Plaintiff Rivas – Hostile Work Environment Claims Under Section 1981 and NYCHRL
The court granted defendants’ motion for summary judgment on plaintiffs’ hostile work environment claims under Section 1981 and the NYCHRL.
The court applied the well-known legal standard for hostile work environment claims under these statutes:
To prevail on a § 1981 hostile work environment claim, Rivas must demonstrate (1) that she was subjected to conduct that was objectively severe or pervasive to alter the conditions of [her] employment and create an abusive working environment; (2) that she subjectively perceived the environment to be hostile or abusive; and (3) that the offending conduct created an abusive environment because of [her] race or gender.
Claims under the NYCHRL, on the other hand, do not use the “severe and pervasive” standard, instead requiring the plaintiff to show only that she was treated “less well” because of discriminatory intent. Further, if the plaintiff establishes that she was treated less well because of her gender, defendants may assert an affirmative defense whereby [they] can still avoid liability if they prove that the conduct complained of consists of nothing more than what a reasonable victim of discrimination would consider petty slights and trivial inconveniences.
Rivas alleged a hostile work environment based on the following facts:
Rivas alleges that she was subject to intense scrutiny and micro-management on a daily basis, including having her desk moved to face Speranza. Further, she was required to call Speranza when she arrived at work each day. Speranza also reprimanded Rivas for using her cell phone to place calls or texts, while Rivas observed Speranza, and another employee, Nina Blumenthal, both of whom are white, use their cell phones to make calls and texts. Finally, Rivas was docked time for arriving to work late.

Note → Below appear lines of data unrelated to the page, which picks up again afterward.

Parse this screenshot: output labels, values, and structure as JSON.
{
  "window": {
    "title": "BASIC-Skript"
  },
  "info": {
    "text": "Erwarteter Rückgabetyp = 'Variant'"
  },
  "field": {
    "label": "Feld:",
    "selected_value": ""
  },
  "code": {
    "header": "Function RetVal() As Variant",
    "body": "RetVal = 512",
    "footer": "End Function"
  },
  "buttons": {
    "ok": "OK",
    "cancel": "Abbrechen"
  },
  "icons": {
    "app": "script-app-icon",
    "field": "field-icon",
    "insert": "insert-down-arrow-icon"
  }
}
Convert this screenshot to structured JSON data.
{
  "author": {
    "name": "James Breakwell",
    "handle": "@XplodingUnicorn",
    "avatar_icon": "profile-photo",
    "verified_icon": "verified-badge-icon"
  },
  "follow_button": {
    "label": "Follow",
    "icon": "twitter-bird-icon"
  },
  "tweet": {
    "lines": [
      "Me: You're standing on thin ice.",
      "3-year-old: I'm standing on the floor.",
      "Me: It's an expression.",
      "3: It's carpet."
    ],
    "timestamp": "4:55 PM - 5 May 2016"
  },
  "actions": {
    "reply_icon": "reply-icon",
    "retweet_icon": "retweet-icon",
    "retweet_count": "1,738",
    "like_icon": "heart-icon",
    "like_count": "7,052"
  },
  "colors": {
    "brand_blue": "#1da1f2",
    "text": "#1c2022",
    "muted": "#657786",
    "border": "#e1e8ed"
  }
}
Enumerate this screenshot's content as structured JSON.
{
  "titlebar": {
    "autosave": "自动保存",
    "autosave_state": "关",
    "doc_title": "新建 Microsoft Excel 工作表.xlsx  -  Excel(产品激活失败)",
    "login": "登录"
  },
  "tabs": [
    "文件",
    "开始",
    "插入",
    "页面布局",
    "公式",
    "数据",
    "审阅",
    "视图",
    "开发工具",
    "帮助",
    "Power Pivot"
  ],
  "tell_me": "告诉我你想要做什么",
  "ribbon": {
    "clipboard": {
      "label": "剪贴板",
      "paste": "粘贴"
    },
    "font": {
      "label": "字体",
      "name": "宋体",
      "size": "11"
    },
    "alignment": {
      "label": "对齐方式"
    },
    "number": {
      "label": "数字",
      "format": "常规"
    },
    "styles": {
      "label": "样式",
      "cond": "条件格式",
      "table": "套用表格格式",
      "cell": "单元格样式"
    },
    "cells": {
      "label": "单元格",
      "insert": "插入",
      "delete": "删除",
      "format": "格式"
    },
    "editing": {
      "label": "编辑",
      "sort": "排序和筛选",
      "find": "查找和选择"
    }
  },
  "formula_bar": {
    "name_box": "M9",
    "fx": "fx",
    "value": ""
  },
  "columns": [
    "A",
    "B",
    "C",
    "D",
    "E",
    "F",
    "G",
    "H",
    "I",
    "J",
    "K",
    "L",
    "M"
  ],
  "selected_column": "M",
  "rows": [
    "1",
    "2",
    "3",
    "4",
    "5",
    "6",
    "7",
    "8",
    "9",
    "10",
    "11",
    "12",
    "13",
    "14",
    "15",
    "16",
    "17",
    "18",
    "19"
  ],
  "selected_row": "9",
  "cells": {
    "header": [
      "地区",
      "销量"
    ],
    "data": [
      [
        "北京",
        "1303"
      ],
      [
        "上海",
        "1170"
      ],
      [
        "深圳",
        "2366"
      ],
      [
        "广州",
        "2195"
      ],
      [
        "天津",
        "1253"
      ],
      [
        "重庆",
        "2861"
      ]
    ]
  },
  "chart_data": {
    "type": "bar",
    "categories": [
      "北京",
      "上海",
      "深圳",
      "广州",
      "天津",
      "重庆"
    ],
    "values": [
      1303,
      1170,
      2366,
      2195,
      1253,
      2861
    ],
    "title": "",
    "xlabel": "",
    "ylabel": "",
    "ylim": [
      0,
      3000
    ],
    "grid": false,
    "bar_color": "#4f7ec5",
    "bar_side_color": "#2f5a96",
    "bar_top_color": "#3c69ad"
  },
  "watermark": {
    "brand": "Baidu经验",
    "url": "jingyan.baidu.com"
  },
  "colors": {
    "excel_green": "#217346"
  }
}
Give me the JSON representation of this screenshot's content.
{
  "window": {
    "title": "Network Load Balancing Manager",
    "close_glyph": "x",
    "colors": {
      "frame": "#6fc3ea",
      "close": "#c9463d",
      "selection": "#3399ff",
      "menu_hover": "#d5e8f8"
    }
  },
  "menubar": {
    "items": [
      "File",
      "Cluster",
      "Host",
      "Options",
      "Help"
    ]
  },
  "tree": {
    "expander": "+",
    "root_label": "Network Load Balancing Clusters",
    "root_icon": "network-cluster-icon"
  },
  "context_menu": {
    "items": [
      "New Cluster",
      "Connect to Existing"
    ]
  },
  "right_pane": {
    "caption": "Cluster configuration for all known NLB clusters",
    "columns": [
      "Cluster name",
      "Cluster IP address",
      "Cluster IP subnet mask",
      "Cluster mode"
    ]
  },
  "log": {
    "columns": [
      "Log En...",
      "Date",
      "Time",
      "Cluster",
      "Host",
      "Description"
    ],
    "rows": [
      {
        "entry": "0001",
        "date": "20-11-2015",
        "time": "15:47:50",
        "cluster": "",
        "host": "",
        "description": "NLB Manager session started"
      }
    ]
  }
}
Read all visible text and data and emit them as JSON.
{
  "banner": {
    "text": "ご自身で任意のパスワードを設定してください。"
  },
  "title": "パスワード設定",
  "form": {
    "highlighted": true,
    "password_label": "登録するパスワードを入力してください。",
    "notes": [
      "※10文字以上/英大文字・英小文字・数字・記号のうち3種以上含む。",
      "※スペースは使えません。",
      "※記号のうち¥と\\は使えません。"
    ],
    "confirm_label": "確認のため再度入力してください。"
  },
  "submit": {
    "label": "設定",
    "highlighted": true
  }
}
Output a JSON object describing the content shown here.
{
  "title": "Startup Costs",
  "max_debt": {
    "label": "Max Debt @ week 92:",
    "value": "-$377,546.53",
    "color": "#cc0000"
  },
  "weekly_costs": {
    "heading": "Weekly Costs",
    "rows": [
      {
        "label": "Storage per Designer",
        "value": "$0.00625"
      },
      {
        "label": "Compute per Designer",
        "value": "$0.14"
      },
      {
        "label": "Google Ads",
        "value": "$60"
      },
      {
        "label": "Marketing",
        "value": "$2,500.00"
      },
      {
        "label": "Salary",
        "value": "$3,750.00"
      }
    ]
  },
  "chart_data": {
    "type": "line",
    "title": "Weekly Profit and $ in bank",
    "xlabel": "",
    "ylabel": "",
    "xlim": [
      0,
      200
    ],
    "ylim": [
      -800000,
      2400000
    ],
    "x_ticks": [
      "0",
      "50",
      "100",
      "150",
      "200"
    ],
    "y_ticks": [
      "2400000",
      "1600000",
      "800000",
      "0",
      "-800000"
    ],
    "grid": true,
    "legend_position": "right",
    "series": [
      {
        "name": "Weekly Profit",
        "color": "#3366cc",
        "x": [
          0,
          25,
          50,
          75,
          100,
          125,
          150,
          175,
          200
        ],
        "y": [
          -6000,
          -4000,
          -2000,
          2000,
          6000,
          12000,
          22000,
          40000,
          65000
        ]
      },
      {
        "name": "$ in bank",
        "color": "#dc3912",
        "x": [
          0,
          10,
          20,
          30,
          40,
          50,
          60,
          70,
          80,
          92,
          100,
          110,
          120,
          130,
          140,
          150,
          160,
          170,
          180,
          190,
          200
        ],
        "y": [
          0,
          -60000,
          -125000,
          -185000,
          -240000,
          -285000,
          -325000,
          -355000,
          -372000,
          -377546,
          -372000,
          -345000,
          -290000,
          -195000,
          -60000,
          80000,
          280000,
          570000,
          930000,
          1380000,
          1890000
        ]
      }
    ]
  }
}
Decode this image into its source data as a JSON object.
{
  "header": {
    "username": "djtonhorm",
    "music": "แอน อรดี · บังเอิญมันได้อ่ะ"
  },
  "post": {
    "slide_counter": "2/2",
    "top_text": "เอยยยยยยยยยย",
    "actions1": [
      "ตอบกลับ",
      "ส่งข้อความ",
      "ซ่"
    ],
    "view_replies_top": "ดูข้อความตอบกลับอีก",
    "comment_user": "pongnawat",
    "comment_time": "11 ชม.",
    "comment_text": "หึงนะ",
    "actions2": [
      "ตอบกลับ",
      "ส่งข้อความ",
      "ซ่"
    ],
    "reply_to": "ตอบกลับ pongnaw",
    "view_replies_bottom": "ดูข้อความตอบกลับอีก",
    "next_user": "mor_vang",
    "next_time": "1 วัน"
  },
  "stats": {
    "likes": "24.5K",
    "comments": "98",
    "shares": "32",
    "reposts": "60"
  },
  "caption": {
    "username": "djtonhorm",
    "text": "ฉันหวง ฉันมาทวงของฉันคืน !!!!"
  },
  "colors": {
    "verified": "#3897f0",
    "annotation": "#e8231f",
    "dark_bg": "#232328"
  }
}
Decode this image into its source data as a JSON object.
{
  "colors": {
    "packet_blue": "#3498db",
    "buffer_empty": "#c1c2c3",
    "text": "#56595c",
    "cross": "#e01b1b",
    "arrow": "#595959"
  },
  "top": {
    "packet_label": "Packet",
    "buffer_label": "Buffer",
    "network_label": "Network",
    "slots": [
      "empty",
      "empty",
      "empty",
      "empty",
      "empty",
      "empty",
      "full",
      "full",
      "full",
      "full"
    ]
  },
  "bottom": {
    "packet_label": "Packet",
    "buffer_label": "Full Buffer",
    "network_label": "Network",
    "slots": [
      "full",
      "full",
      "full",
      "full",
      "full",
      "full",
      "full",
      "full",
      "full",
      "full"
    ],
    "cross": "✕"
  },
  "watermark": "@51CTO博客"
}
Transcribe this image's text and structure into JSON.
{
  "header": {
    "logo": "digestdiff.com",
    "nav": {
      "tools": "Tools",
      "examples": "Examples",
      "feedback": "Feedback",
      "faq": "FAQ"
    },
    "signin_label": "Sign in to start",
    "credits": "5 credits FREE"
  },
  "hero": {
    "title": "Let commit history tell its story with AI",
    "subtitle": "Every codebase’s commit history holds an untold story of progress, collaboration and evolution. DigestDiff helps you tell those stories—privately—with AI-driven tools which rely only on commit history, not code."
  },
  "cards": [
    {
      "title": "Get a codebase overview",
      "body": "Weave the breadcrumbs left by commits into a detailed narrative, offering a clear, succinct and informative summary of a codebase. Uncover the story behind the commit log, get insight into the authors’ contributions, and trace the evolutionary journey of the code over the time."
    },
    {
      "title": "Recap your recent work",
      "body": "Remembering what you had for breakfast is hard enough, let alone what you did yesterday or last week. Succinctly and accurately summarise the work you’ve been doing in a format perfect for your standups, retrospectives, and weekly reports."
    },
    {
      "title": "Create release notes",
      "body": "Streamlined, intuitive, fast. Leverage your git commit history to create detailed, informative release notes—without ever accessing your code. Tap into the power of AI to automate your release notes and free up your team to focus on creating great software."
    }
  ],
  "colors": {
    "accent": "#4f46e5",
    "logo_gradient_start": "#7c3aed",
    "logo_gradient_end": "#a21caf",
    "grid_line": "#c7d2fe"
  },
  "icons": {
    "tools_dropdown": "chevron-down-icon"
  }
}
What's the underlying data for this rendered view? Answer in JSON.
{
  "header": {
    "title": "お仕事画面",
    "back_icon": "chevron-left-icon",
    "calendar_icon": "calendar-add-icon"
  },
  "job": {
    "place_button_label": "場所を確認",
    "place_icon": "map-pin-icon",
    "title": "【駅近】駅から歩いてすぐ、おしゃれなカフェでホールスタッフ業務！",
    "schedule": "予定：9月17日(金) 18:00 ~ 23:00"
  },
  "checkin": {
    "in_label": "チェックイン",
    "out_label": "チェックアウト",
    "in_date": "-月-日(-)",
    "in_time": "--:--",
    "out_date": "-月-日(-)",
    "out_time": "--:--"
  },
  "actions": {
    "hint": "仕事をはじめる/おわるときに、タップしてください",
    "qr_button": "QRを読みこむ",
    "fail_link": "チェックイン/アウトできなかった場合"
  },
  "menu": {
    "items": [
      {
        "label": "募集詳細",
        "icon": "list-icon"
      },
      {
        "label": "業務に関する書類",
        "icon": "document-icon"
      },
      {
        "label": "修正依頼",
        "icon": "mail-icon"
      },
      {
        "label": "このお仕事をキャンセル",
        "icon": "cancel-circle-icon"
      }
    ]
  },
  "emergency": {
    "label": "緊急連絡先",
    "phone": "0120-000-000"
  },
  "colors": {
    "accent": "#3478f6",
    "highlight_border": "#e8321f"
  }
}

This, however, was insufficient:
[T]hese actions are not sufficient to sustain a hostile work environment claim under § 1981 or the NYCHRL. Moreover, Rivas does not dispute that she has arrived late to work, and her performance evaluations demonstrate that she struggled with this aspect of her employment from the get go. Thus, it is hard to conclude that the actions Rivas complains of amount to unfair scrutiny by Speranza, rather than a consequence of Rivas’s work and attendance problems that needed improvement. …
The court concluded that while “Speranza may have been an overbearing or obnoxious boss … even under the more lenient NYCHRL standard, these actions do not rise above the level of petty slights and trivial inconveniences.”